Para a Oxfam, a solução para o dramático cenário passa por medidas como: governos que trabalhem para os outros 99% da população; incentivo à cooperação entre os países; modelos de empresas com melhor distribuição de benefícios; tributação justa à extrema riqueza; igualdade de gênero na economia humana; tecnologia a serviço dos 99%; fomento às energias renováveis; e valorização e mensuração do progresso humano 

A realidade brasileira 

No caso do Brasil, Katia Maia revela que a riqueza de apenas seis bilionários alcança US$ 78 bilhões e representa a soma dos recursos de 50% da população brasileira mais pobre. "No Brasil, o governo também deve assumir suas responsabilidades. Dependendo por qual caminho vão as medidas adotadas, pode se aumentar a desigualdade." Para ela, "é urgente no país uma reforma tributária".
A diretora-executiva da Oxfam dá como exemplo a ação do governo de Michel Temer em congelar os gastos públicos por 20 anos como justificativa para o equilíbrio fiscal, ao mesmo tempo em que não toma medidas de combate a sonegação. 
"Acabamos fazendo a escolha de ir por um caminho que congela gastos, mas não enfrenta a evasão fiscal que representa uma perda em torno de R$ 240 bilhões por ano.

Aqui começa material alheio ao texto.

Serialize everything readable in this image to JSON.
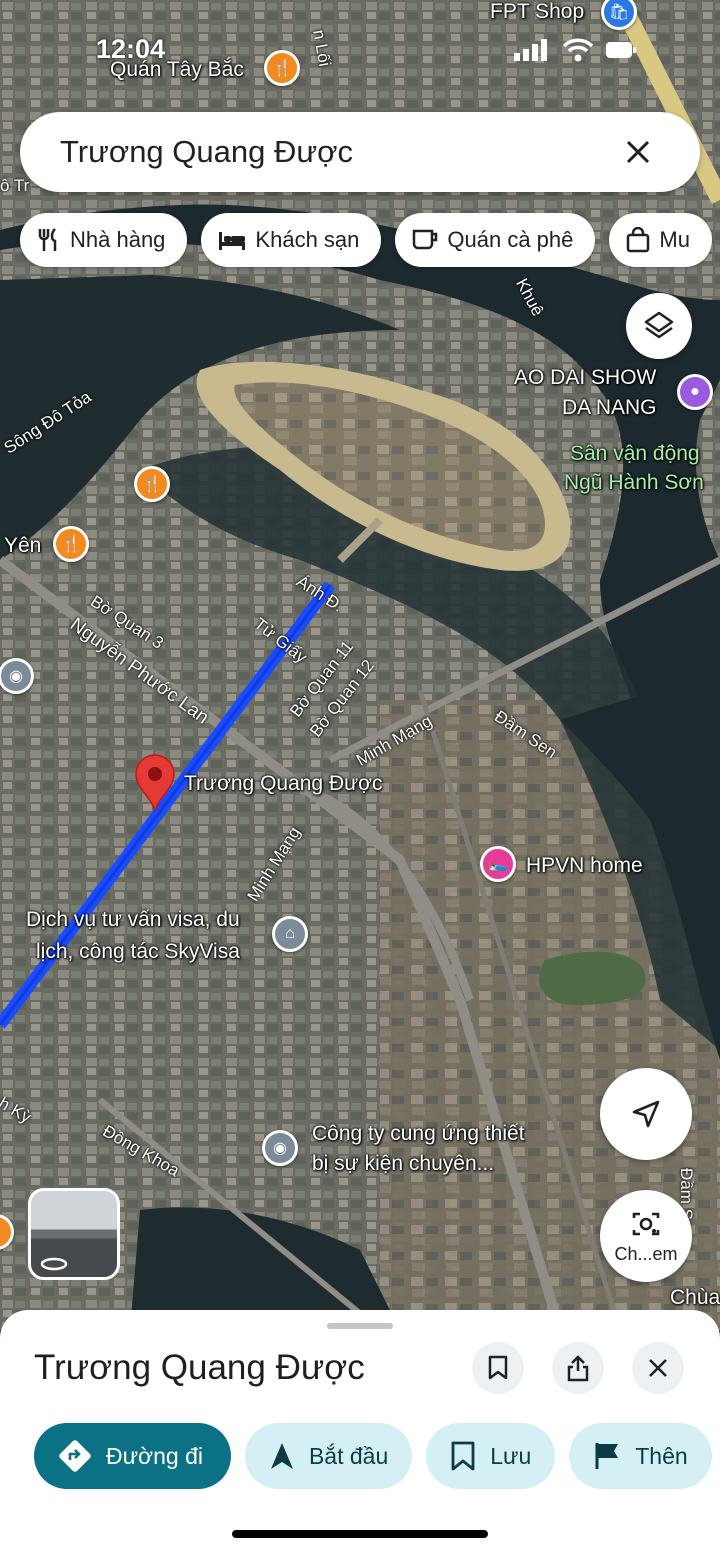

É uma opção que não enfrenta as desigualdades em favor do 1% dos ricos e não em favor dos outros 99% da população." 
Katia Maia é taxativa ao dizer que os grandes negócios e os indivíduos que mais detêm a riqueza mundial estão se alimentando da crise econômica, pagando menos impostos, reduzindo salários e usando seu poder para influenciar a política em seus países. 
"A desigualdade está mantendo milhões de pessoas na pobreza, fragmentando nossas sociedades e minando nossas democracias. É ultrajante que tão poucas pessoas detenham tanto enquanto tantas outras sofrem com a falta de acesso a serviços básicos, como saúde e educação", reforça.